It was in good shape but all of a sudden, the top deck ply is delaminating all over. This deck is 3/8” Chris Craft manufactured mahogany plywood and glued down with a black, now very hard adhesive at all contact to frame points. CC used screws and mostly nails to fix the sheets in place while glue set-up. The history books say it’ was a Thiokol product.
Anyone know about this glue? And a good method of removing this deck and glue, while saving the framework?
And what glue would be good for the new deck, 3M 5200?
like abut everything else that works, thiokol they say causes cancer…got ditched.
resorsinol…spelling? is that black stuff thiokol was mostly sort of whitish grey?
5200 is the way to go. John in VA
A technique from Don Dannenberg’s books talks about using a plunge router set to the thickness of the deck and then milling off the deck where it attaches to the deck frames. If done properly, minimal damage to the frames and the router bit should chew through the adhesive. Obviously you need to be sure there are no nails or screws still holding this together as the router bit won’t tolerate those. Wear protective eyewear. You won’t be left with the old deck plywood to use a pattern though.
It turned out the top deck ‘black glue’ was a non-factor, for the most part the top decking pieces popped off….with a major prybar effort. This ‘55 Cavalier was made in Carruthersville, MO. They used #6 silicone bronze screws fastening down just the perimeter of the forward decking on 4” centers. For the most part, the builders used regular galvanized finish nails, over 300, 6d (penny) x 1-1/2” on 3-1/2” centers to fasten down all the decking pieces. After 70 rears, The galvanized nails corroded & promoted wood staining, ruining the deck appearance.
These Cavaliers used 3/8” Chris Craft manufactured Mahogany plywood topsides and deck, plus 3/8” Douglas Fir plywood bottoms. Only the top decking delaminated, topsides and bottom, with no nails are ok.

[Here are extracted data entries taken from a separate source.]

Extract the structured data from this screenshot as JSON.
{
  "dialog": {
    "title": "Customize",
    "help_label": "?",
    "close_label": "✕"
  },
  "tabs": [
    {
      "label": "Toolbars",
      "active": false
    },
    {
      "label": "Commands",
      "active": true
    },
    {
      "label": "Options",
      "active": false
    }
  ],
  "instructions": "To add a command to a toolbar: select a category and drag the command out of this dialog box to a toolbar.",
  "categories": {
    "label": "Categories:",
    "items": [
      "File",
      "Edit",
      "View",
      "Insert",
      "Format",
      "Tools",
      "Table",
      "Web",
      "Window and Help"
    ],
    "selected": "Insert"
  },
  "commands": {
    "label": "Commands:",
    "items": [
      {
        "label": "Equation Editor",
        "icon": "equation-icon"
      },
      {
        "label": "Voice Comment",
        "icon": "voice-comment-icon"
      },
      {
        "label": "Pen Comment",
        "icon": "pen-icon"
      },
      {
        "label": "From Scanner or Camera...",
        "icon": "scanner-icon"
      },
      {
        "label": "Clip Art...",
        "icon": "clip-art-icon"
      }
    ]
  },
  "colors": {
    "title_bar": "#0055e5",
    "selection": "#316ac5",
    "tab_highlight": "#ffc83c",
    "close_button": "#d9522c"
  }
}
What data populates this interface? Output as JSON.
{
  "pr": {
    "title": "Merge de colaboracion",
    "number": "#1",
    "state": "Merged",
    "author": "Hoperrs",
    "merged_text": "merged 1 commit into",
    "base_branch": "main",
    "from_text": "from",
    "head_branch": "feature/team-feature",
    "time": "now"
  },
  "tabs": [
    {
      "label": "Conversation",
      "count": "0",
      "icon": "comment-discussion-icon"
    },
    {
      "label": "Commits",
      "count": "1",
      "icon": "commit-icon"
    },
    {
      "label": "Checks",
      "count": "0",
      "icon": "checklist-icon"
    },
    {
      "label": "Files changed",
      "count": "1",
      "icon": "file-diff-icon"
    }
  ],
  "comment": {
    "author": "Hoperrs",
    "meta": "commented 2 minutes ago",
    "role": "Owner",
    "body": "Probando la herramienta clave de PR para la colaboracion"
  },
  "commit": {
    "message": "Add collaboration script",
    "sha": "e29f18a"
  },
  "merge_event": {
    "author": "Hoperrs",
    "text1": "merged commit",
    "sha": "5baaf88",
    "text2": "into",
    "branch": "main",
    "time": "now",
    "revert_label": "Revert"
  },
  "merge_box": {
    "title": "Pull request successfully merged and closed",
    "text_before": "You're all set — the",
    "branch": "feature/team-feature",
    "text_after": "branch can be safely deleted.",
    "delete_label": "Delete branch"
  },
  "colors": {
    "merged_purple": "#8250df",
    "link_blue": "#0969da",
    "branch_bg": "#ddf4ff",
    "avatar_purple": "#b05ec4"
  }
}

What is recommended for the 3/8” marine plywood top decking, Okoume- easier to cut and work, or Merranti-more difficult wood to work and cut. Merranti also has a straighter grain appearance.
Finally the article on CPES has a comment NOT to use CPES to seal plywood, it Promoted delamination. Haven’t heard that before. Any comment is CPES w/ plywood?
Dang, this is one of those type questions that I am scared to answer. I had not heard of the CPES on plywood thing, maybe call SMITH’s and see what they say. With that said, I am using Ocume on the Floater boat as a base for glass. But for this, which one looks the part better? And maybe dont worry about the CPES and just hit it with thinned out varnish for the first coat. With a deck like this which one looks better is what I would go for.